According to police sources, the suspicious cases have been recorded in different areas after the parents of baby girls allegedly left them to die of hunger and thirst. Three newborns were found buried in the backyard of their houses and the condition of the corpses suggested that severe malnutrition was the cause of death. Jaisalmer district has a child sex ratio of 825 girls for every 1,000 boys as against the State’s average of 863 girls of up to six years of age, according to the 2011 Census projections.

Police have arrested one Dileep Singh in Sangad village on charges of deliberately denying treatment to his infant daughter after the Fatehgarh sub-divisional officer submitted a report in this regard. A special team has recovered the baby’s body for autopsy, while the accused has been remanded in judicial custody for 15 days.
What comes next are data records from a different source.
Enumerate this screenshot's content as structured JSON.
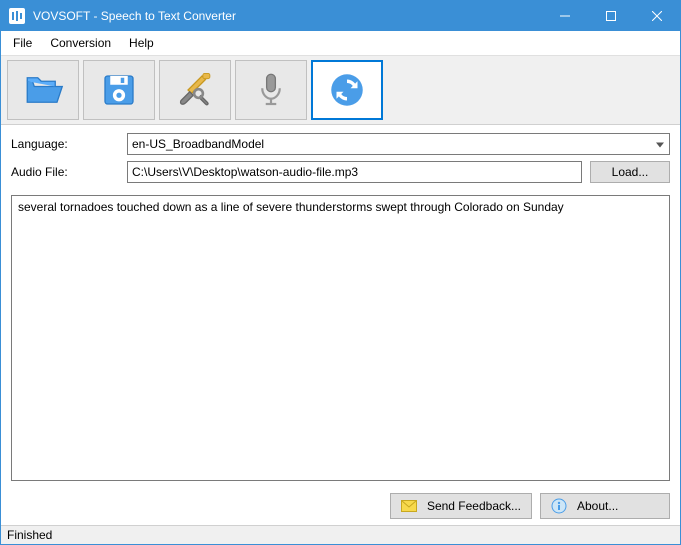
{
  "window": {
    "title": "VOVSOFT - Speech to Text Converter"
  },
  "menu": {
    "file": "File",
    "conversion": "Conversion",
    "help": "Help"
  },
  "form": {
    "language_label": "Language:",
    "language_value": "en-US_BroadbandModel",
    "audio_label": "Audio File:",
    "audio_value": "C:\\Users\\V\\Desktop\\watson-audio-file.mp3",
    "load_label": "Load..."
  },
  "transcript": "several tornadoes touched down as a line of severe thunderstorms swept through Colorado on Sunday",
  "buttons": {
    "feedback": "Send Feedback...",
    "about": "About..."
  },
  "status": "Finished"
}
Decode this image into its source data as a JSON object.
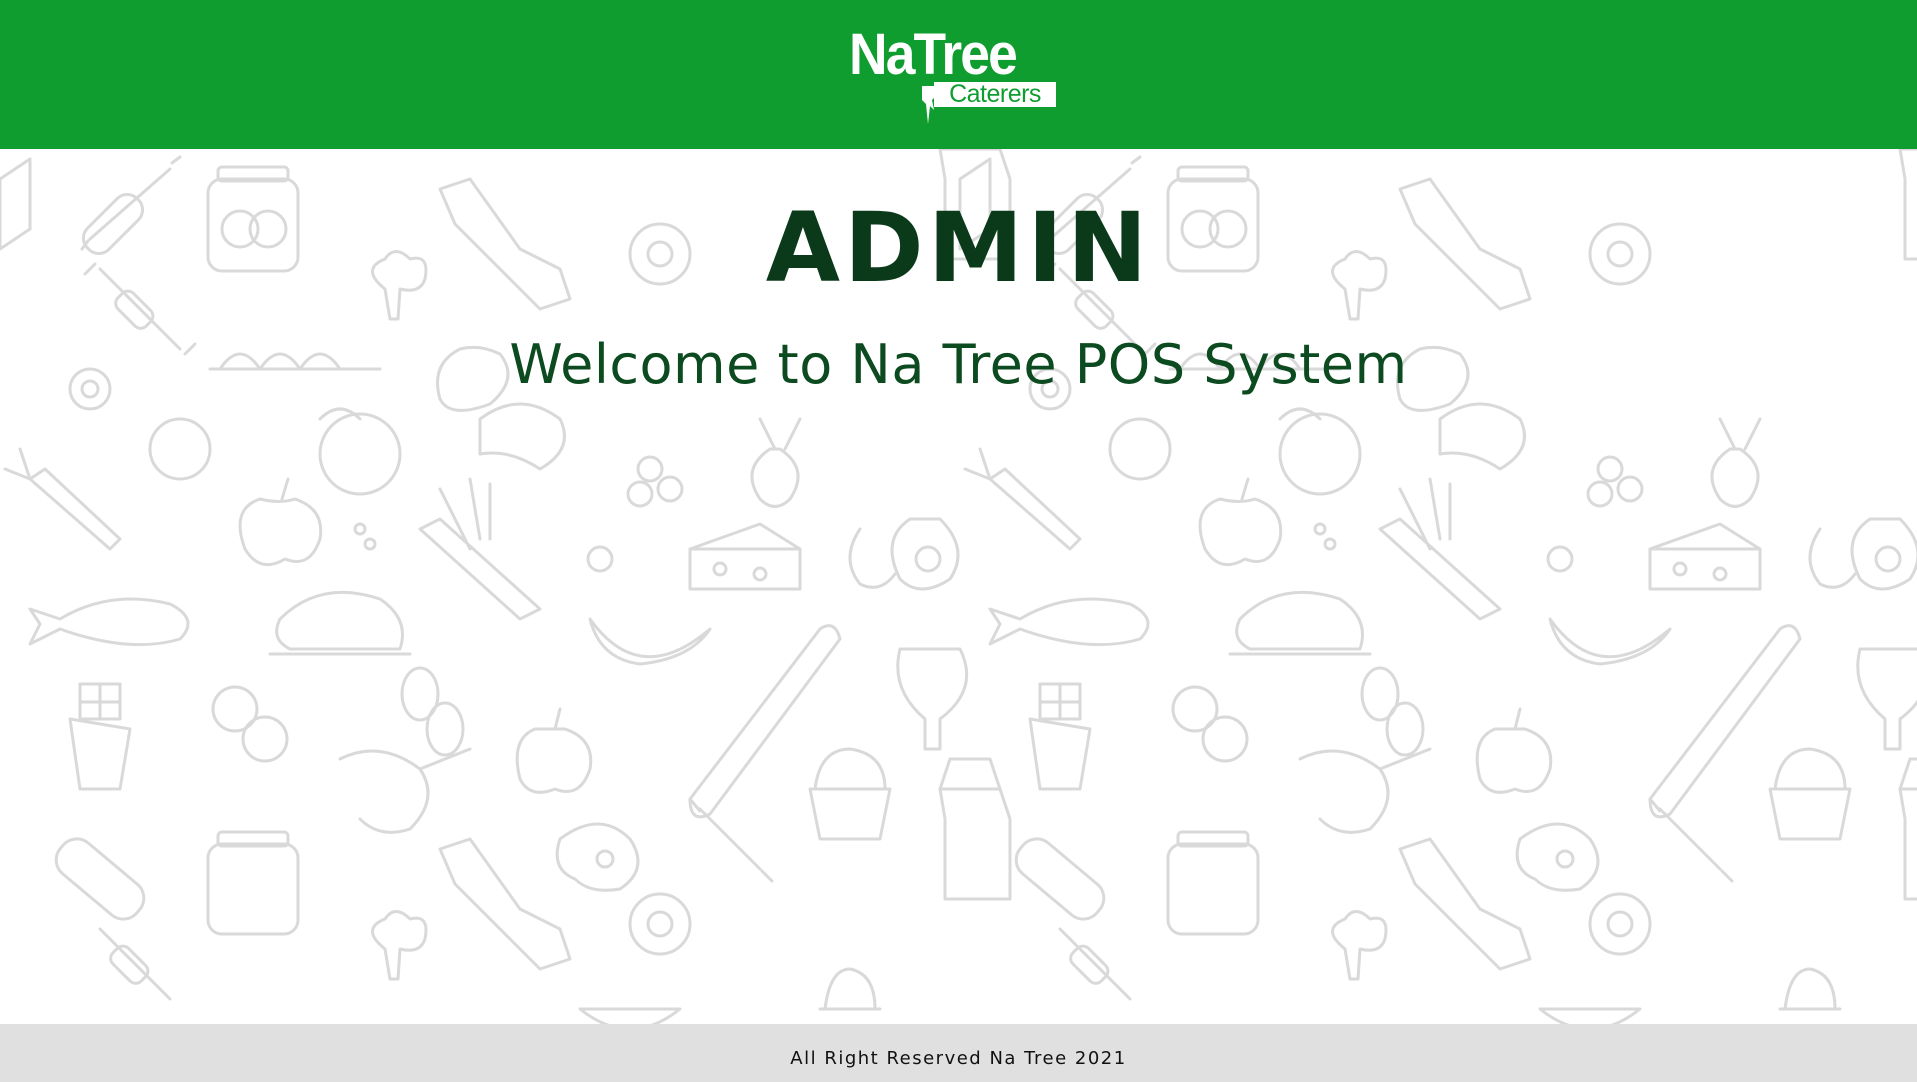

“Dileep Singh’s interrogation revealed that he had completely neglected his daughter during [her] illness and left her to die,” said Jaisalmer SP Mamta Bishnoi said on Thursday.
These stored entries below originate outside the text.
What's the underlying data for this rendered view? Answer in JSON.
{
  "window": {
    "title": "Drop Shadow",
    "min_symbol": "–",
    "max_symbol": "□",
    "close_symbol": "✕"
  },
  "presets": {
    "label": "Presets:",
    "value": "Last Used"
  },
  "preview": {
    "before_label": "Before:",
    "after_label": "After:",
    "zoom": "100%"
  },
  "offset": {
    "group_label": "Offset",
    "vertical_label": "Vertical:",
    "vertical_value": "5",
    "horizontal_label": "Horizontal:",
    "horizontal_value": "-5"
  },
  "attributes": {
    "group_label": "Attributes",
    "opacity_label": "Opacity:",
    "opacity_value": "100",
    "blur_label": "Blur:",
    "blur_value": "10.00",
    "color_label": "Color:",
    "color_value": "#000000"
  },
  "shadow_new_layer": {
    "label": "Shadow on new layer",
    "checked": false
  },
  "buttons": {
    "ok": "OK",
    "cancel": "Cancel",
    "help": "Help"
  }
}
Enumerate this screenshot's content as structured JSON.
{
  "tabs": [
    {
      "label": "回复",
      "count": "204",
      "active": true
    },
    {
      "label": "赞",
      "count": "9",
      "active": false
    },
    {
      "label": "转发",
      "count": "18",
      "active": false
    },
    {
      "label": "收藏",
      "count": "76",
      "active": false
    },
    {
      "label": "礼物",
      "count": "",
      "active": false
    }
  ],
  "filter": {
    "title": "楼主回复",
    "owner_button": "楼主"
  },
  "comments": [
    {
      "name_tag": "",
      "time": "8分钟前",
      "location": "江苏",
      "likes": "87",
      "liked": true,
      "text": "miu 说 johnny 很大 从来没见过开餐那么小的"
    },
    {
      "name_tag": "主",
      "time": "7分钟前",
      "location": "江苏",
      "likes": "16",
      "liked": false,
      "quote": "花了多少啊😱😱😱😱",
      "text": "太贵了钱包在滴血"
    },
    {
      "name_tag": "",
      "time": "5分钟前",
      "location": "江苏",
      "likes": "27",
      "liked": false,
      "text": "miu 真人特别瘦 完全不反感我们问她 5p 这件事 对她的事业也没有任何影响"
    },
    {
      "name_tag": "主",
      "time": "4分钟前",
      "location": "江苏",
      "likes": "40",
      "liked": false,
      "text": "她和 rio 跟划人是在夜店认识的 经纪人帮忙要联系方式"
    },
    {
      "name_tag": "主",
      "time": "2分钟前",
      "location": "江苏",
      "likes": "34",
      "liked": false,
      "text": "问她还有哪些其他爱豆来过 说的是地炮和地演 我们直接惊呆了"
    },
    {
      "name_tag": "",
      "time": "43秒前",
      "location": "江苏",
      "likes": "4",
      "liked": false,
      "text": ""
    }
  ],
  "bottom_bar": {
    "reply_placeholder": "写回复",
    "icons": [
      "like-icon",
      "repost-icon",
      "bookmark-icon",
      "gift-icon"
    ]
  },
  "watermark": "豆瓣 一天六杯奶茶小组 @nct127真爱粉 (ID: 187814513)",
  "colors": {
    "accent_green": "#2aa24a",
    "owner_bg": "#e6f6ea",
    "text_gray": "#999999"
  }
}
Three other baby girls have died of unknown causes during the past few days in Tejmalta and Mandai villages. A girl, born on June 8 in full health, was brought to the Jhinjhinyali primary health centre in a serious condition the next day. She died of malnutrition.
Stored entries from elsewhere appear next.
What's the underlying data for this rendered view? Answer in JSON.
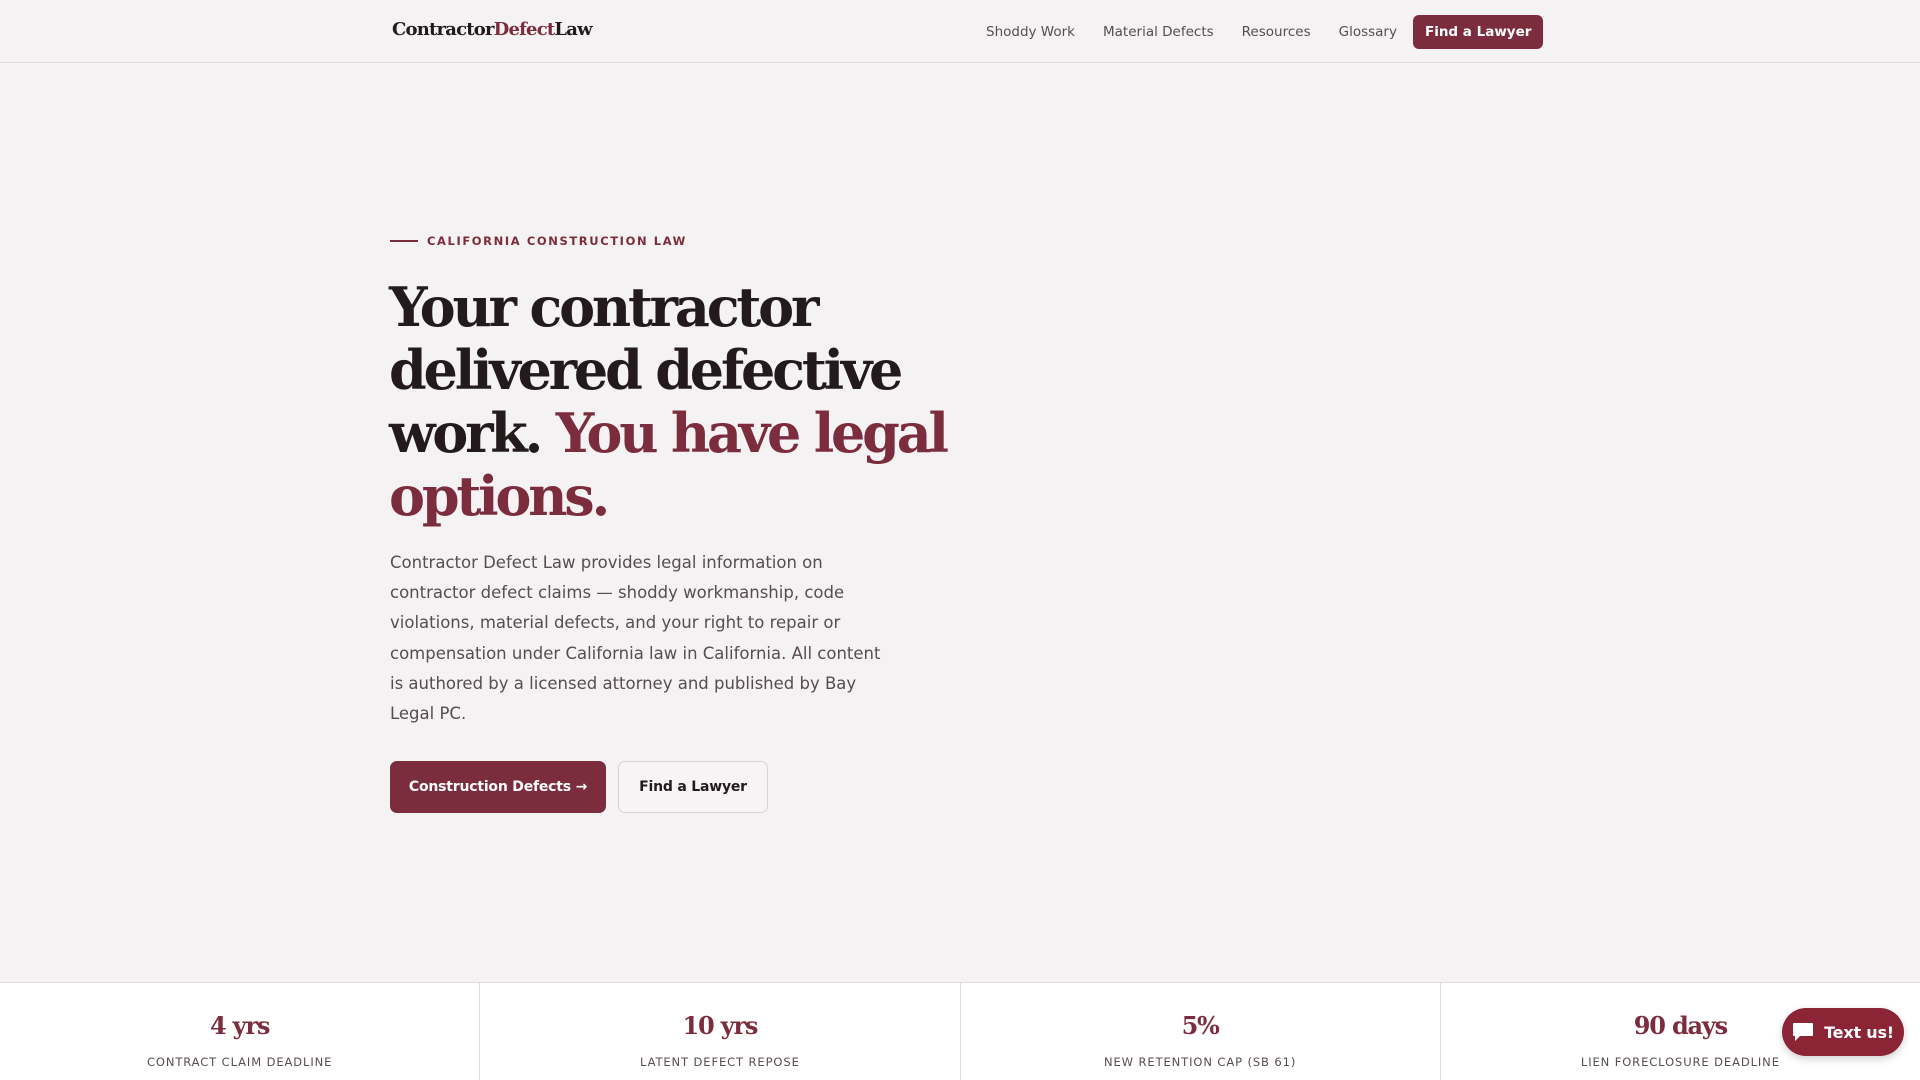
{
  "brand": {
    "part1": "Contractor",
    "part2": "Defect",
    "part3": "Law"
  },
  "nav": {
    "items": [
      {
        "label": "Shoddy Work"
      },
      {
        "label": "Material Defects"
      },
      {
        "label": "Resources"
      },
      {
        "label": "Glossary"
      }
    ],
    "cta_label": "Find a Lawyer"
  },
  "hero": {
    "eyebrow": "CALIFORNIA CONSTRUCTION LAW",
    "headline_main": "Your contractor delivered defective work.",
    "headline_accent": "You have legal options.",
    "lede": "Contractor Defect Law provides legal information on contractor defect claims — shoddy workmanship, code violations, material defects, and your right to repair or compensation under California law in California. All content is authored by a licensed attorney and published by Bay Legal PC.",
    "primary_button": "Construction Defects →",
    "secondary_button": "Find a Lawyer"
  },
  "stats": [
    {
      "value": "4 yrs",
      "label": "CONTRACT CLAIM DEADLINE"
    },
    {
      "value": "10 yrs",
      "label": "LATENT DEFECT REPOSE"
    },
    {
      "value": "5%",
      "label": "NEW RETENTION CAP (SB 61)"
    },
    {
      "value": "90 days",
      "label": "LIEN FORECLOSURE DEADLINE"
    }
  ],
  "chat_widget": {
    "label": "Text us!",
    "icon": "chat-bubble-icon"
  },
  "colors": {
    "accent": "#7c2d3d",
    "background": "#f5f2f3",
    "text": "#231a1c",
    "chat": "#8b2435"
  }
}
Ms. Bishnoi said the death of another baby girl was reported the same day, after which her entire family has been missing. Police are still trying to trace the family.

In Mandai village, police exhumed the body of an infant girl from a grave in the backyard of a house after getting a tip-off about her death in suspicious circumstances. Though the girl was born to one Guddi Kanwari through normal delivery, the family said it was a case of premature delivery and the infant did not survive.

A case has been registered against the girl’s family members under Section 315 (act done with intent to prevent child being born alive or to cause it to die after birth) of Indian Penal Code and an investigation is in progress. The Forensic Science Laboratory is also assisting the probe.

The district administration, pushed into action after a series of these incidents, has issued general instructions that all the cases of newborn girls’ deaths have to be communicated compulsorily to any of the authorities, such as the revenue officer, municipal officer, panchayat functionary or the police station.

The administration is also reportedly peeved at the “inhuman methods” adopted by the people to dispose of the bodies in order to escape the law. They pour salt or other chemical agents on the corpses to accelerate the process of decomposition, which hampers the post-mortem process.